Well, I think the systems have really helped us achieved the strong of positive comp quarters that we currently still have in place and a big part of that is being able to identify core merchandise, which now makes up almost 40% of our total sales. Everyday products that have a steady sales rate and that was a big win as we implemented a lot of those systems and processes and we have benefited from that. I think going forward, the core now that is in place I think we need to some deeper scrutiny as to knowing when to pull back on some of those items and no one to inject the new to make up for that volume and I think the bigger opportunity going forward system-wise is regionality. We are doing a little bit of that now and it is an initiative that we have really been working on with our merchants and planners to get more store specific with our assortment we get along way to go there but we do have tools in place to help us with that, so those are all sales and margin drivers as we look ahead that we really have not fully experienced yet.
That is great. Then if you hit your guidance, where would you expect free cash flow for the year to shake out or where would you expect your cash balance to be?

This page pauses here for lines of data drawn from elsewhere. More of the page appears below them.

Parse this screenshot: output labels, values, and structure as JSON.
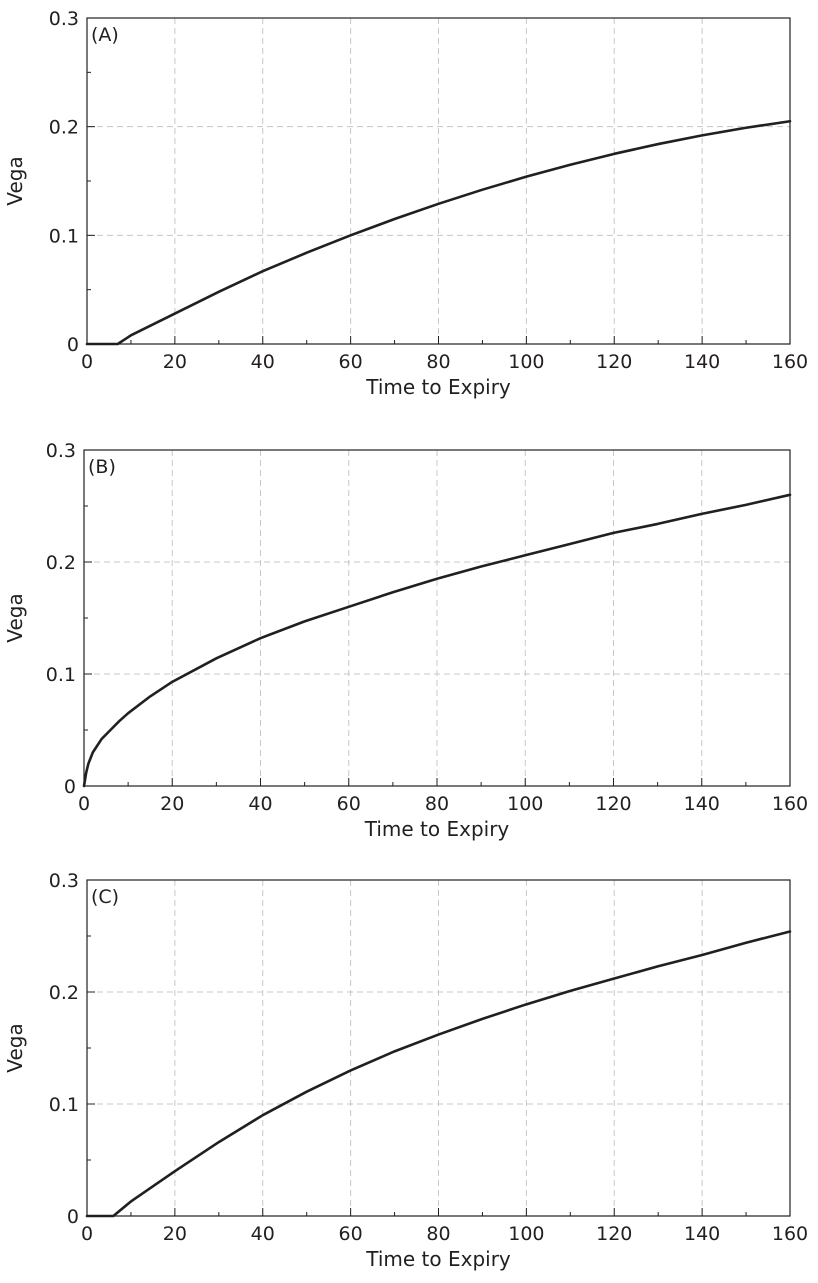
{
  "chart_data": [
    {
      "type": "line",
      "panel_label": "(A)",
      "xlabel": "Time to Expiry",
      "ylabel": "Vega",
      "xlim": [
        0,
        160
      ],
      "ylim": [
        0,
        0.3
      ],
      "xticks": [
        0,
        20,
        40,
        60,
        80,
        100,
        120,
        140,
        160
      ],
      "xtick_labels": [
        "0",
        "20",
        "40",
        "60",
        "80",
        "100",
        "120",
        "140",
        "160"
      ],
      "yticks": [
        0,
        0.1,
        0.2,
        0.3
      ],
      "ytick_labels": [
        "0",
        "0.1",
        "0.2",
        "0.3"
      ],
      "grid": true,
      "series": [
        {
          "x": [
            0,
            7,
            10,
            20,
            30,
            40,
            50,
            60,
            70,
            80,
            90,
            100,
            110,
            120,
            130,
            140,
            150,
            160
          ],
          "y": [
            0,
            0,
            0.008,
            0.028,
            0.048,
            0.067,
            0.084,
            0.1,
            0.115,
            0.129,
            0.142,
            0.154,
            0.165,
            0.175,
            0.184,
            0.192,
            0.199,
            0.205
          ]
        }
      ]
    },
    {
      "type": "line",
      "panel_label": "(B)",
      "xlabel": "Time to Expiry",
      "ylabel": "Vega",
      "xlim": [
        0,
        160
      ],
      "ylim": [
        0,
        0.3
      ],
      "xticks": [
        0,
        20,
        40,
        60,
        80,
        100,
        120,
        140,
        160
      ],
      "xtick_labels": [
        "0",
        "20",
        "40",
        "60",
        "80",
        "100",
        "120",
        "140",
        "160"
      ],
      "yticks": [
        0,
        0.1,
        0.2,
        0.3
      ],
      "ytick_labels": [
        "0",
        "0.1",
        "0.2",
        "0.3"
      ],
      "grid": true,
      "series": [
        {
          "x": [
            0,
            0.5,
            1,
            2,
            4,
            6,
            8,
            10,
            15,
            20,
            30,
            40,
            50,
            60,
            70,
            80,
            90,
            100,
            110,
            120,
            130,
            140,
            150,
            160
          ],
          "y": [
            0,
            0.012,
            0.02,
            0.03,
            0.042,
            0.05,
            0.058,
            0.065,
            0.08,
            0.093,
            0.114,
            0.132,
            0.147,
            0.16,
            0.173,
            0.185,
            0.196,
            0.206,
            0.216,
            0.226,
            0.234,
            0.243,
            0.251,
            0.26
          ]
        }
      ]
    },
    {
      "type": "line",
      "panel_label": "(C)",
      "xlabel": "Time to Expiry",
      "ylabel": "Vega",
      "xlim": [
        0,
        160
      ],
      "ylim": [
        0,
        0.3
      ],
      "xticks": [
        0,
        20,
        40,
        60,
        80,
        100,
        120,
        140,
        160
      ],
      "xtick_labels": [
        "0",
        "20",
        "40",
        "60",
        "80",
        "100",
        "120",
        "140",
        "160"
      ],
      "yticks": [
        0,
        0.1,
        0.2,
        0.3
      ],
      "ytick_labels": [
        "0",
        "0.1",
        "0.2",
        "0.3"
      ],
      "grid": true,
      "series": [
        {
          "x": [
            0,
            6,
            10,
            20,
            30,
            40,
            50,
            60,
            70,
            80,
            90,
            100,
            110,
            120,
            130,
            140,
            150,
            160
          ],
          "y": [
            0,
            0,
            0.013,
            0.04,
            0.066,
            0.09,
            0.111,
            0.13,
            0.147,
            0.162,
            0.176,
            0.189,
            0.201,
            0.212,
            0.223,
            0.233,
            0.244,
            0.254
          ]
        }
      ]
    }
  ]
}
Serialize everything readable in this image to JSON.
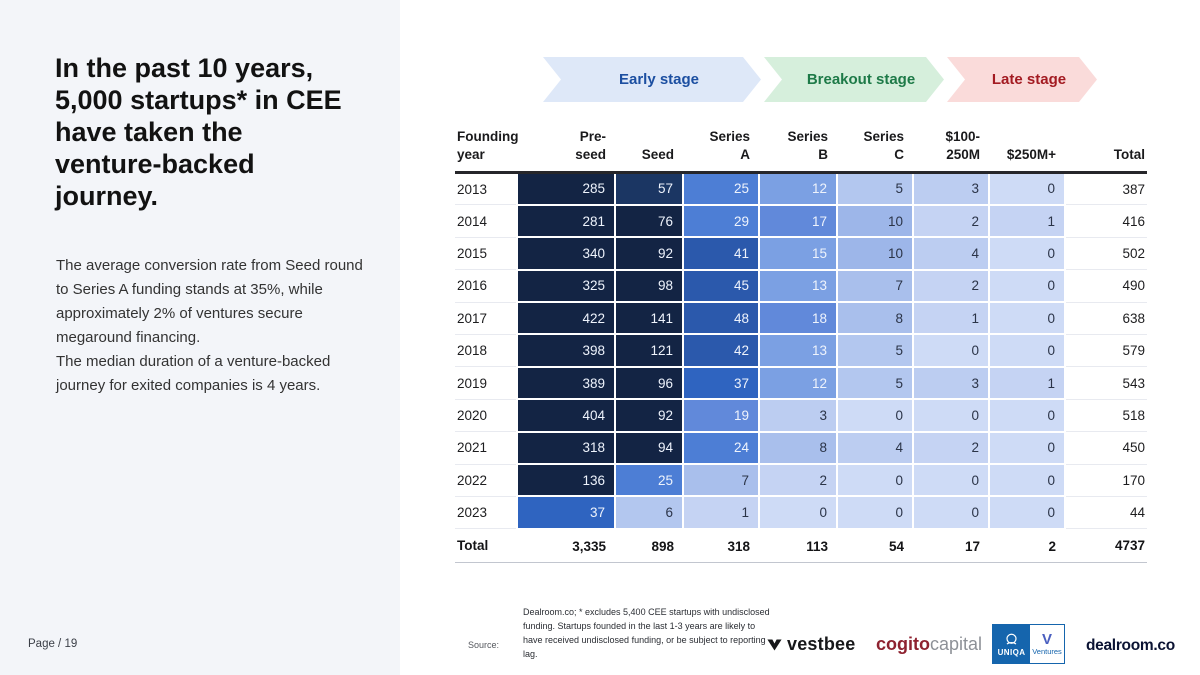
{
  "slide": {
    "title": "In the past 10 years,\n5,000 startups* in CEE\nhave taken the\nventure-backed\njourney.",
    "body_1": "The average conversion rate from Seed round to Series A funding stands at 35%, while approximately 2% of ventures secure megaround financing.",
    "body_2": "The median duration of a venture-backed journey for exited companies is 4 years.",
    "page_label": "Page / 19"
  },
  "stages": [
    {
      "label": "Early stage",
      "bg_color": "#dee8f8",
      "text_color": "#1c4fa1"
    },
    {
      "label": "Breakout stage",
      "bg_color": "#d6efdc",
      "text_color": "#1e7a48"
    },
    {
      "label": "Late stage",
      "bg_color": "#fadbda",
      "text_color": "#a31b22"
    }
  ],
  "table": {
    "headers": [
      "Founding\nyear",
      "Pre-\nseed",
      "Seed",
      "Series\nA",
      "Series\nB",
      "Series\nC",
      "$100-\n250M",
      "$250M+",
      "Total"
    ],
    "rows": [
      {
        "year": "2013",
        "values": [
          285,
          57,
          25,
          12,
          5,
          3,
          0
        ],
        "total": "387"
      },
      {
        "year": "2014",
        "values": [
          281,
          76,
          29,
          17,
          10,
          2,
          1
        ],
        "total": "416"
      },
      {
        "year": "2015",
        "values": [
          340,
          92,
          41,
          15,
          10,
          4,
          0
        ],
        "total": "502"
      },
      {
        "year": "2016",
        "values": [
          325,
          98,
          45,
          13,
          7,
          2,
          0
        ],
        "total": "490"
      },
      {
        "year": "2017",
        "values": [
          422,
          141,
          48,
          18,
          8,
          1,
          0
        ],
        "total": "638"
      },
      {
        "year": "2018",
        "values": [
          398,
          121,
          42,
          13,
          5,
          0,
          0
        ],
        "total": "579"
      },
      {
        "year": "2019",
        "values": [
          389,
          96,
          37,
          12,
          5,
          3,
          1
        ],
        "total": "543"
      },
      {
        "year": "2020",
        "values": [
          404,
          92,
          19,
          3,
          0,
          0,
          0
        ],
        "total": "518"
      },
      {
        "year": "2021",
        "values": [
          318,
          94,
          24,
          8,
          4,
          2,
          0
        ],
        "total": "450"
      },
      {
        "year": "2022",
        "values": [
          136,
          25,
          7,
          2,
          0,
          0,
          0
        ],
        "total": "170"
      },
      {
        "year": "2023",
        "values": [
          37,
          6,
          1,
          0,
          0,
          0,
          0
        ],
        "total": "44"
      }
    ],
    "total_row": {
      "label": "Total",
      "values": [
        "3,335",
        "898",
        "318",
        "113",
        "54",
        "17",
        "2"
      ],
      "total": "4737"
    }
  },
  "heatmap_scale": [
    {
      "min": 76,
      "color": "#132444"
    },
    {
      "min": 50,
      "color": "#1b3663"
    },
    {
      "min": 40,
      "color": "#2b59ac"
    },
    {
      "min": 30,
      "color": "#2f64c0"
    },
    {
      "min": 22,
      "color": "#4d7ed5"
    },
    {
      "min": 16,
      "color": "#6189da"
    },
    {
      "min": 12,
      "color": "#7ba0e3"
    },
    {
      "min": 9,
      "color": "#9db6e9"
    },
    {
      "min": 7,
      "color": "#a9bfec"
    },
    {
      "min": 5,
      "color": "#b3c7ef"
    },
    {
      "min": 3,
      "color": "#bccdf1"
    },
    {
      "min": 1,
      "color": "#c5d3f3"
    },
    {
      "min": 0,
      "color": "#cedbf6"
    }
  ],
  "footer": {
    "source_label": "Source:",
    "source_note": "Dealroom.co; * excludes 5,400 CEE startups with undisclosed funding. Startups founded in the last 1-3 years are likely to have received undisclosed funding, or be subject to reporting lag.",
    "logos": {
      "vestbee": "vestbee",
      "cogito_bold": "cogito",
      "cogito_light": "capital",
      "uniqa": "UNIQA",
      "uniqa_v": "V",
      "uniqa_ventures": "Ventures",
      "dealroom": "dealroom.co"
    },
    "brand_colors": {
      "cogito_red": "#8e2230",
      "uniqa_blue": "#1565ad",
      "dealroom_navy": "#0b1333"
    }
  },
  "chart_data": {
    "type": "heatmap",
    "x_labels": [
      "Pre-seed",
      "Seed",
      "Series A",
      "Series B",
      "Series C",
      "$100-250M",
      "$250M+"
    ],
    "y_labels": [
      "2013",
      "2014",
      "2015",
      "2016",
      "2017",
      "2018",
      "2019",
      "2020",
      "2021",
      "2022",
      "2023"
    ],
    "values": [
      [
        285,
        57,
        25,
        12,
        5,
        3,
        0
      ],
      [
        281,
        76,
        29,
        17,
        10,
        2,
        1
      ],
      [
        340,
        92,
        41,
        15,
        10,
        4,
        0
      ],
      [
        325,
        98,
        45,
        13,
        7,
        2,
        0
      ],
      [
        422,
        141,
        48,
        18,
        8,
        1,
        0
      ],
      [
        398,
        121,
        42,
        13,
        5,
        0,
        0
      ],
      [
        389,
        96,
        37,
        12,
        5,
        3,
        1
      ],
      [
        404,
        92,
        19,
        3,
        0,
        0,
        0
      ],
      [
        318,
        94,
        24,
        8,
        4,
        2,
        0
      ],
      [
        136,
        25,
        7,
        2,
        0,
        0,
        0
      ],
      [
        37,
        6,
        1,
        0,
        0,
        0,
        0
      ]
    ],
    "row_totals": [
      387,
      416,
      502,
      490,
      638,
      579,
      543,
      518,
      450,
      170,
      44
    ],
    "column_totals": [
      3335,
      898,
      318,
      113,
      54,
      17,
      2
    ],
    "grand_total": 4737,
    "stage_groups": [
      "Early stage",
      "Breakout stage",
      "Late stage"
    ],
    "legend_position": "top"
  }
}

Well, it would be somewhere in the range of - it is a wide range, but, say, mid-60s to maybe $70 million. Of course a lot of that depends on the fourth quarter operating performance, but you would recall we did pay out a $26 million dividend earlier in the year. We will have some more share repurchases ahead of us, which we will use some of the cash and we have got a slightly higher CapEx number really due to that end of the year timing issue that I mentioned, so it is still a very healthy cash balance and we feel like we are well positioned to make the investments we need to make going into the next year.
Great. Then if you would hazard a guess at this as we think out to 2016 any sense for what level of comp you may need to generate operating margin expansion next year?
It is early, Brad. We are going to give a lot of color on that next time we speak, but I think that we can with a modest comp, achieve that. I mean, there are some roadblocks potentially to that for all the retail particularly, when you talk about labor costs for us. I think supply chain is going to be a focus, but something I think we can hold path. If we can comp and continue this growth plan and it would be more front-ended, we do have the opportunity I think to generate leverage at a three comp range.
That is great. Thank you for all the answers and good luck this holiday season.
Ladies and gentlemen, this concludes our question-and-answer session. I would like to turn the conference back over to the Management for any closing remarks.
Thank you, everybody, and we appreciate your attention and time on the call today and we look forward to talking with you next quarter.
Thank you, sir. The conference is now concluded. Thank you for attending. You may now disconnect.